The microstructure evolution of Mg–6 wt% Gd–2 wt% Y alloy (denoted as GW62) during solid solution and aging process were investigated by optical microscope, scanning electron microscope, energy dispersive spectroscopy, X-ray diffraction and high resolution transmission electron microscopy. The microstructure of as-cast GW62 alloy is comprised of isometric α(Mg) crystals, equilibrium phase Mg5(Gd,Y), and non-equilibrium phase Mg2(Gd,Y). With the increase of solution treatment time, the sizes of the semicontinuous Mg5(Gd,Y) phases gradually decrease until dissolved. Rare-earth-rich phases (Mg(Gd,Y)2) with fcc structures a=0.56 nm were newly generated in the alloy at grain boundaries and inside grains after solution treatment, which could hinder the growth of isometric α(Mg) crystals in the solution process.
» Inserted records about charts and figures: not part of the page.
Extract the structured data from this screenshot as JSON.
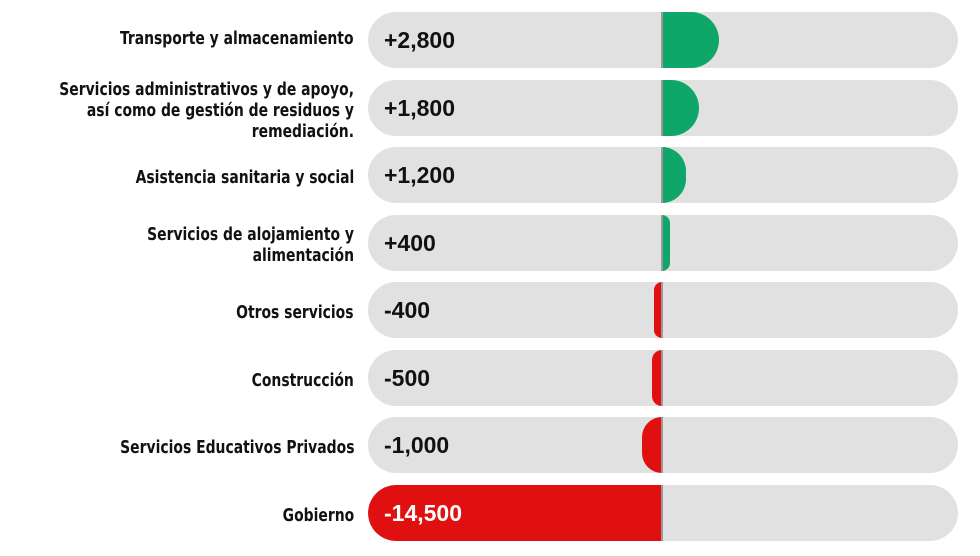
{
  "chart_data": {
    "type": "bar",
    "orientation": "horizontal",
    "categories": [
      "Transporte y almacenamiento",
      "Servicios administrativos y de apoyo,\nasí como de gestión de residuos y remediación.",
      "Asistencia sanitaria y social",
      "Servicios de alojamiento y alimentación",
      "Otros servicios",
      "Construcción",
      "Servicios Educativos Privados",
      "Gobierno"
    ],
    "values": [
      2800,
      1800,
      1200,
      400,
      -400,
      -500,
      -1000,
      -14500
    ],
    "value_labels": [
      "+2,800",
      "+1,800",
      "+1,200",
      "+400",
      "-400",
      "-500",
      "-1,000",
      "-14,500"
    ],
    "xlim": [
      -14500,
      14500
    ],
    "colors": {
      "positive": "#0fa66a",
      "negative": "#e01010",
      "track": "#e1e1e1"
    },
    "grid": false,
    "legend": "none"
  }
}
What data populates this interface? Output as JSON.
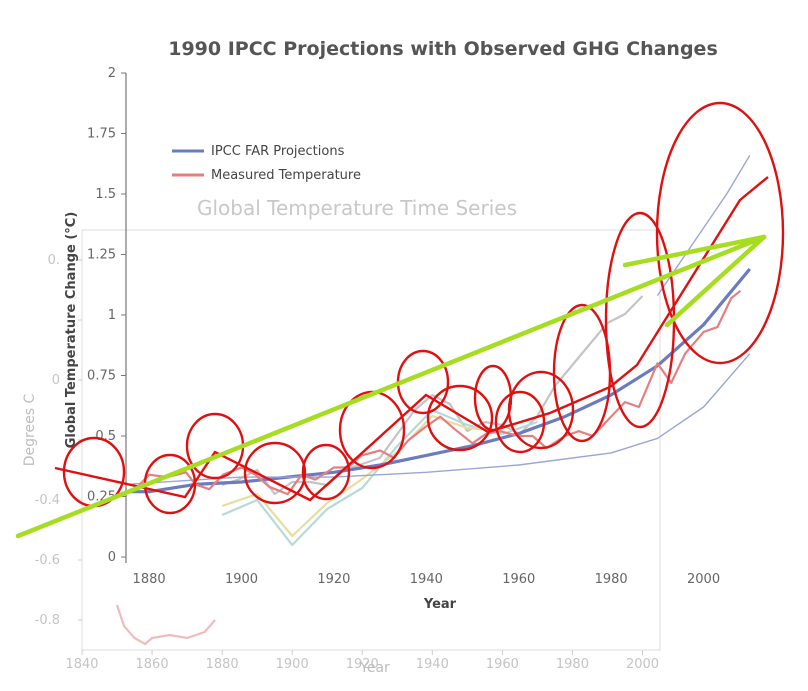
{
  "chart_data": [
    {
      "type": "line",
      "title": "1990 IPCC Projections with Observed GHG Changes",
      "xlabel": "Year",
      "ylabel": "Global Temperature Change (°C)",
      "xlim": [
        1875,
        2012
      ],
      "ylim": [
        0,
        2
      ],
      "x_ticks": [
        1880,
        1900,
        1920,
        1940,
        1960,
        1980,
        2000
      ],
      "y_ticks": [
        0,
        0.25,
        0.5,
        0.75,
        1,
        1.25,
        1.5,
        1.75,
        2
      ],
      "y_tick_labels": [
        "0",
        "0.25",
        "0.5",
        "0.75",
        "1",
        "1.25",
        "1.5",
        "1.75",
        "2"
      ],
      "legend": [
        {
          "label": "IPCC FAR Projections",
          "color": "#6a7bbf"
        },
        {
          "label": "Measured Temperature",
          "color": "#e57f7f"
        }
      ],
      "series": [
        {
          "name": "IPCC FAR Projections (best estimate)",
          "color": "#6a7bbf",
          "x": [
            1875,
            1880,
            1890,
            1900,
            1910,
            1920,
            1930,
            1940,
            1950,
            1960,
            1970,
            1980,
            1990,
            2000,
            2010
          ],
          "values": [
            0.27,
            0.27,
            0.3,
            0.31,
            0.33,
            0.35,
            0.38,
            0.42,
            0.46,
            0.51,
            0.58,
            0.67,
            0.79,
            0.96,
            1.19
          ]
        },
        {
          "name": "IPCC FAR Projections (upper)",
          "color": "#9aa6d6",
          "x": [
            1990,
            1995,
            2000,
            2005,
            2010
          ],
          "values": [
            1.08,
            1.22,
            1.36,
            1.5,
            1.66
          ]
        },
        {
          "name": "IPCC FAR Projections (lower)",
          "color": "#9aa6d6",
          "x": [
            1875,
            1900,
            1920,
            1940,
            1960,
            1980,
            1990,
            2000,
            2010
          ],
          "values": [
            0.3,
            0.33,
            0.33,
            0.35,
            0.38,
            0.43,
            0.49,
            0.62,
            0.84
          ]
        },
        {
          "name": "Measured Temperature",
          "color": "#e57f7f",
          "x": [
            1877,
            1880,
            1884,
            1888,
            1890,
            1893,
            1896,
            1900,
            1903,
            1906,
            1910,
            1913,
            1916,
            1920,
            1923,
            1926,
            1930,
            1933,
            1936,
            1940,
            1943,
            1946,
            1950,
            1953,
            1956,
            1960,
            1963,
            1966,
            1970,
            1973,
            1976,
            1980,
            1983,
            1986,
            1990,
            1993,
            1996,
            2000,
            2003,
            2006,
            2008
          ],
          "values": [
            0.28,
            0.34,
            0.33,
            0.35,
            0.3,
            0.28,
            0.34,
            0.37,
            0.34,
            0.29,
            0.26,
            0.34,
            0.32,
            0.37,
            0.37,
            0.42,
            0.44,
            0.41,
            0.48,
            0.54,
            0.58,
            0.53,
            0.47,
            0.51,
            0.52,
            0.5,
            0.5,
            0.45,
            0.5,
            0.52,
            0.5,
            0.58,
            0.64,
            0.62,
            0.8,
            0.72,
            0.84,
            0.93,
            0.95,
            1.07,
            1.1
          ]
        }
      ]
    },
    {
      "type": "line",
      "title": "Global Temperature Time Series",
      "xlabel": "Year",
      "ylabel": "Degrees C",
      "xlim": [
        1840,
        2005
      ],
      "ylim": [
        -0.9,
        0.5
      ],
      "x_ticks": [
        1840,
        1860,
        1880,
        1900,
        1920,
        1940,
        1960,
        1980,
        2000
      ],
      "y_ticks": [
        -0.8,
        -0.6,
        -0.4,
        -0.2,
        0,
        0.2,
        0.4
      ],
      "y_tick_labels": [
        "-0.8",
        "-0.6",
        "-0.4",
        "",
        "0",
        "",
        "0."
      ],
      "series": [
        {
          "name": "Temperature reconstruction (grey)",
          "color": "#c4c4c4",
          "x": [
            1880,
            1885,
            1890,
            1895,
            1900,
            1905,
            1910,
            1915,
            1920,
            1925,
            1930,
            1935,
            1940,
            1945,
            1950,
            1955,
            1960,
            1965,
            1970,
            1975,
            1980,
            1985,
            1990,
            1995,
            2000
          ],
          "values": [
            -0.35,
            -0.33,
            -0.3,
            -0.38,
            -0.34,
            -0.34,
            -0.35,
            -0.3,
            -0.28,
            -0.26,
            -0.18,
            -0.1,
            -0.05,
            -0.08,
            -0.17,
            -0.14,
            -0.15,
            -0.18,
            -0.12,
            -0.02,
            0.05,
            0.12,
            0.19,
            0.22,
            0.28
          ]
        },
        {
          "name": "Early temperature record (pink)",
          "color": "#efbcbc",
          "x": [
            1850,
            1852,
            1855,
            1858,
            1860,
            1865,
            1870,
            1875,
            1878
          ],
          "values": [
            -0.75,
            -0.82,
            -0.86,
            -0.88,
            -0.86,
            -0.85,
            -0.86,
            -0.84,
            -0.8
          ]
        },
        {
          "name": "Model spread (teal)",
          "color": "#b5dada",
          "x": [
            1880,
            1890,
            1900,
            1910,
            1920,
            1930,
            1940,
            1950,
            1960,
            1970
          ],
          "values": [
            -0.45,
            -0.4,
            -0.55,
            -0.43,
            -0.36,
            -0.22,
            -0.1,
            -0.15,
            -0.18,
            -0.14
          ]
        },
        {
          "name": "Model spread (yellow)",
          "color": "#eadca0",
          "x": [
            1880,
            1890,
            1900,
            1910,
            1920,
            1930,
            1940,
            1950,
            1960
          ],
          "values": [
            -0.42,
            -0.38,
            -0.52,
            -0.41,
            -0.33,
            -0.24,
            -0.12,
            -0.16,
            -0.17
          ]
        }
      ]
    }
  ],
  "annotations": {
    "red_ellipse_count": 14,
    "red_trend_line_segments": 11,
    "green_arrow": "long upward trend arrow"
  }
}
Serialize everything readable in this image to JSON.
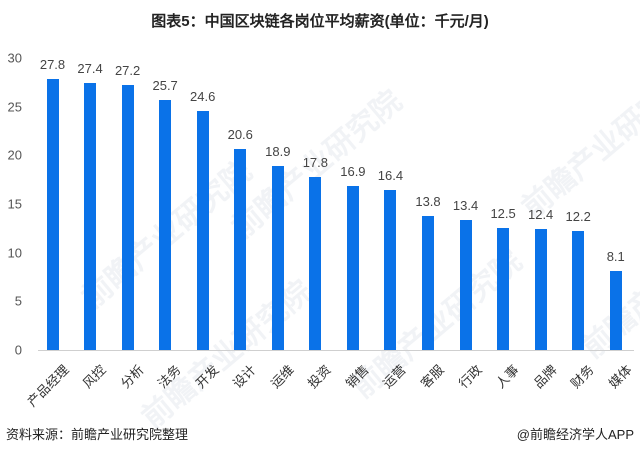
{
  "header": {
    "title": "图表5：中国区块链各岗位平均薪资(单位：千元/月)"
  },
  "footer": {
    "source": "资料来源：前瞻产业研究院整理",
    "credit": "@前瞻经济学人APP"
  },
  "watermark": {
    "text": "前瞻产业研究院"
  },
  "colors": {
    "bar": "#0a72e8",
    "axis": "#cfcfcf"
  },
  "chart_data": {
    "type": "bar",
    "title": "图表5：中国区块链各岗位平均薪资(单位：千元/月)",
    "xlabel": "",
    "ylabel": "",
    "ylim": [
      0,
      30
    ],
    "yticks": [
      0,
      5,
      10,
      15,
      20,
      25,
      30
    ],
    "grid": false,
    "legend": null,
    "categories": [
      "产品经理",
      "风控",
      "分析",
      "法务",
      "开发",
      "设计",
      "运维",
      "投资",
      "销售",
      "运营",
      "客服",
      "行政",
      "人事",
      "品牌",
      "财务",
      "媒体"
    ],
    "values": [
      27.8,
      27.4,
      27.2,
      25.7,
      24.6,
      20.6,
      18.9,
      17.8,
      16.9,
      16.4,
      13.8,
      13.4,
      12.5,
      12.4,
      12.2,
      8.1
    ],
    "value_labels": [
      "27.8",
      "27.4",
      "27.2",
      "25.7",
      "24.6",
      "20.6",
      "18.9",
      "17.8",
      "16.9",
      "16.4",
      "13.8",
      "13.4",
      "12.5",
      "12.4",
      "12.2",
      "8.1"
    ]
  }
}
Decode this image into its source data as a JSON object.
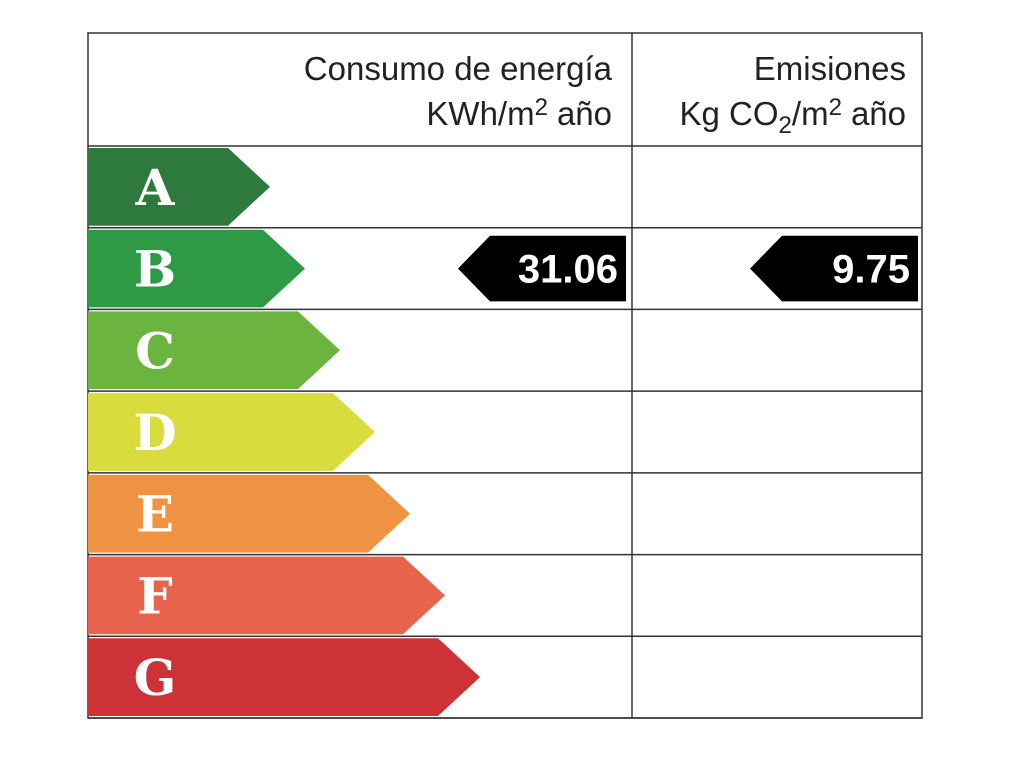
{
  "header": {
    "energy_title": "Consumo de energía",
    "energy_unit": [
      "KWh/m",
      "2",
      "año"
    ],
    "emissions_title": "Emisiones",
    "emissions_unit": [
      "Kg CO",
      "2",
      "/m",
      "2",
      "año"
    ]
  },
  "rows": [
    {
      "letter": "A",
      "color": "#2e7a3c"
    },
    {
      "letter": "B",
      "color": "#2f9a45"
    },
    {
      "letter": "C",
      "color": "#6bb43f"
    },
    {
      "letter": "D",
      "color": "#d8dc3c"
    },
    {
      "letter": "E",
      "color": "#ef9241"
    },
    {
      "letter": "F",
      "color": "#e8634b"
    },
    {
      "letter": "G",
      "color": "#cc3236"
    }
  ],
  "energy": {
    "rating": "B",
    "value": "31.06"
  },
  "emissions": {
    "rating": "B",
    "value": "9.75"
  }
}
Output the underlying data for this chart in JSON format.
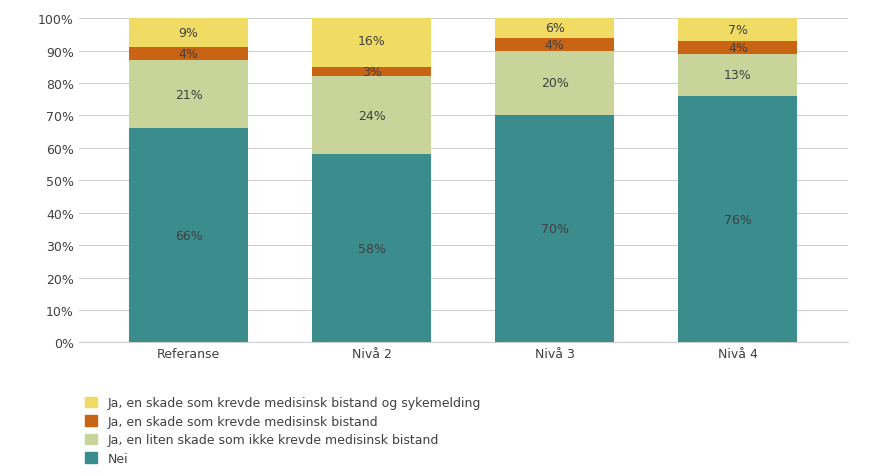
{
  "categories": [
    "Referanse",
    "Nivå 2",
    "Nivå 3",
    "Nivå 4"
  ],
  "series": [
    {
      "label": "Nei",
      "values": [
        66,
        58,
        70,
        76
      ],
      "color": "#3B8C8C"
    },
    {
      "label": "Ja, en liten skade som ikke krevde medisinsk bistand",
      "values": [
        21,
        24,
        20,
        13
      ],
      "color": "#C8D49A"
    },
    {
      "label": "Ja, en skade som krevde medisinsk bistand",
      "values": [
        4,
        3,
        4,
        4
      ],
      "color": "#C86414"
    },
    {
      "label": "Ja, en skade som krevde medisinsk bistand og sykemelding",
      "values": [
        9,
        16,
        6,
        7
      ],
      "color": "#F0DC64"
    }
  ],
  "ylim": [
    0,
    100
  ],
  "yticks": [
    0,
    10,
    20,
    30,
    40,
    50,
    60,
    70,
    80,
    90,
    100
  ],
  "ytick_labels": [
    "0%",
    "10%",
    "20%",
    "30%",
    "40%",
    "50%",
    "60%",
    "70%",
    "80%",
    "90%",
    "100%"
  ],
  "bar_width": 0.65,
  "background_color": "#ffffff",
  "grid_color": "#d0d0d0",
  "text_color": "#404040",
  "font_size_labels": 9,
  "font_size_ticks": 9,
  "legend_font_size": 9
}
The maximum hardness of the GW62 alloy is significantly different for different aging temperatures. The age-hardening effect is most apparent at 175 °C. The microstructural evolution of the alloy after aging at 175 °C was as follows: the β″ phase precipitated from α(Mg) during the under-aging stage (4–32 h); next, the β′ phase precipitated from α(Mg) up until peak aging was reached (32–100 h); as aging time progressed, the hardening reached its maximum at 100 h. At this stage, the precipitated phases were the β′ and β″ phases; finally, during over-aging (>100 h), the size of β′ phase continually increased while transforming into the β1 and β phases.